COVID-19 vaccinations begin for Texas children

On Wednesday, Texas Children’s Hospital opened vaccine appointments for kids between the ages of five and 11 and got an enthusiastic response from Texas parents.

By Rhonda Fanning, Jill Ament & Glorie G. MartinezNovember 4, 2021 7:28 am, ,

This week, the Centers for Disease Control approved vaccinating children as young as five against COVID-19. In Texas, that’s a population of roughly 16 million kids. Some of the first children in the nation got vaccinated at Texas Children’s Hospital in Houston early Wednesday, and demand for appointments has skyrocketed since.

Dr. Julie Boom is Texas Children’s Hospital COVID-19 Task Force co-chair. She spoke to the Texas Standard about child vaccination protocol and handling the overwhelming demand from Texas parents.

Texas Standard: What has turnout been like for child COVID-19 vaccinations at your hospital so far?

Dr. Boom: Turnout has been absolutely amazing. We’ve just been really overwhelmed and so excited about the number of kids that have appointments scheduled. We started giving vaccines yesterday morning at 7 a.m. and right now we already have 40,000 children between ages five and 11 who have their appointments scheduled to get vaccinated. So we have been thrilled with the response and just so happy that parents are so anxious to get kids vaccinated and understand the importance of vaccination.

Do you have enough vaccines? Those are some pretty impressive numbers.

We do. We have been working with the state in recent weeks to make sure that when these doses were approved for use, we would be able to vaccinate as many children as we had parents who wanted to get them vaccinated.

What is the COVID-19 vaccine regimen for kids right now? 

In the clinical trial, Pfizer started giving children a third of the adult dose- 10 micrograms, three weeks apart, and that is what was found very safe and effective. So that is what was approved by the FDA and recommended by the CDC. And that’s what will be given to children across the nation.

I would imagine you would expect those numbers to trickle off – the large numbers that you were mentioning, with people that were lining up to get the vaccine. Do you expect those numbers to remain stable, to increase, to start to decline?

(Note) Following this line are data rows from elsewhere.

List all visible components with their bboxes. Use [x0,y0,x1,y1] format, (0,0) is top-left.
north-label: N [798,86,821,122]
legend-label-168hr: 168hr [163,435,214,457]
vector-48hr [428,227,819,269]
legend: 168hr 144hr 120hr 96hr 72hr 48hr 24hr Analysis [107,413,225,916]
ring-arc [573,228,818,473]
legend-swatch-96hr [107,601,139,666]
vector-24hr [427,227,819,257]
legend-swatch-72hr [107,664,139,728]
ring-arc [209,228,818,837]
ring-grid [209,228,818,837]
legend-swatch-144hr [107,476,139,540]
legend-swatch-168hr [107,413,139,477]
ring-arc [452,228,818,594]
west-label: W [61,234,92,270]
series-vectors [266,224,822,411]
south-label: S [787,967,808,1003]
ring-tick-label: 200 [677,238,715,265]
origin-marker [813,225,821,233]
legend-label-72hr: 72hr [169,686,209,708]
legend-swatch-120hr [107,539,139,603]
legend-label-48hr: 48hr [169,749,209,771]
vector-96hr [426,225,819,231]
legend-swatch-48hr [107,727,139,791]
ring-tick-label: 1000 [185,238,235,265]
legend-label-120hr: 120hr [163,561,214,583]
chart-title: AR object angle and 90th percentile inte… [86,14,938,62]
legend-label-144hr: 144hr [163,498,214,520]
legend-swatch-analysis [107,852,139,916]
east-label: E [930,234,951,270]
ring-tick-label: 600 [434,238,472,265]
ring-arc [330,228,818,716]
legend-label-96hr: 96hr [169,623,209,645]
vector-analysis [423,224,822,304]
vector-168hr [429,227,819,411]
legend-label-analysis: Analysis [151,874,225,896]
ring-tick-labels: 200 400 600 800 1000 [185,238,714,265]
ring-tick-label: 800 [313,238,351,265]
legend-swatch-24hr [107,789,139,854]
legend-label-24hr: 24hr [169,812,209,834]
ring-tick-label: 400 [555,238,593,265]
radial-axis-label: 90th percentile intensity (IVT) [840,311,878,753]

So far, the demand has been very steady. Days ago, we released appointments for Saturday and those literally were gone within hours. We were getting 120 appointment requests per minute. And then once Dr. Walensky [director of the CDC] signed off on the CDC recommendation Tuesday evening, we released additional appointments for Wednesday morning and again, they were gone within hours. So we are thrilled with the response that we’re seeing from parents. It seems that we can’t satiate it right now.

We’ve been reading a lot of news reports about parents who are worried about side effects from the shot. What are you telling them?

As far as side effects go, parents can expect that their children will potentially have some soreness at the site where the vaccine goes in, maybe a little warmth, fatigue, a little headache after vaccination. It seemed that the younger children had symptoms less often than the young adults. Parents really shouldn’t be concerned about these minor symptoms. These are the types of symptoms that will resolve and go away, and this vaccine is hugely important for their overall health and well-being and the well-being of others.

Texas Republican Congressman Chip Roy this morning retweeted a tweet that says “Injecting masses of children with a brand new treatment with no long term data on effects for a disease that isn’t a material, statistical threat to them is unscientific, unprecedented and unethical.”. What would you say to that and similar information that’s been distributed, especially on social media?

This is misinformation that’s being spread by many across the nation, and they should not listen to that. Please follow information from reputable sources like Texas Children’s Hospital and other national organizations to get their information.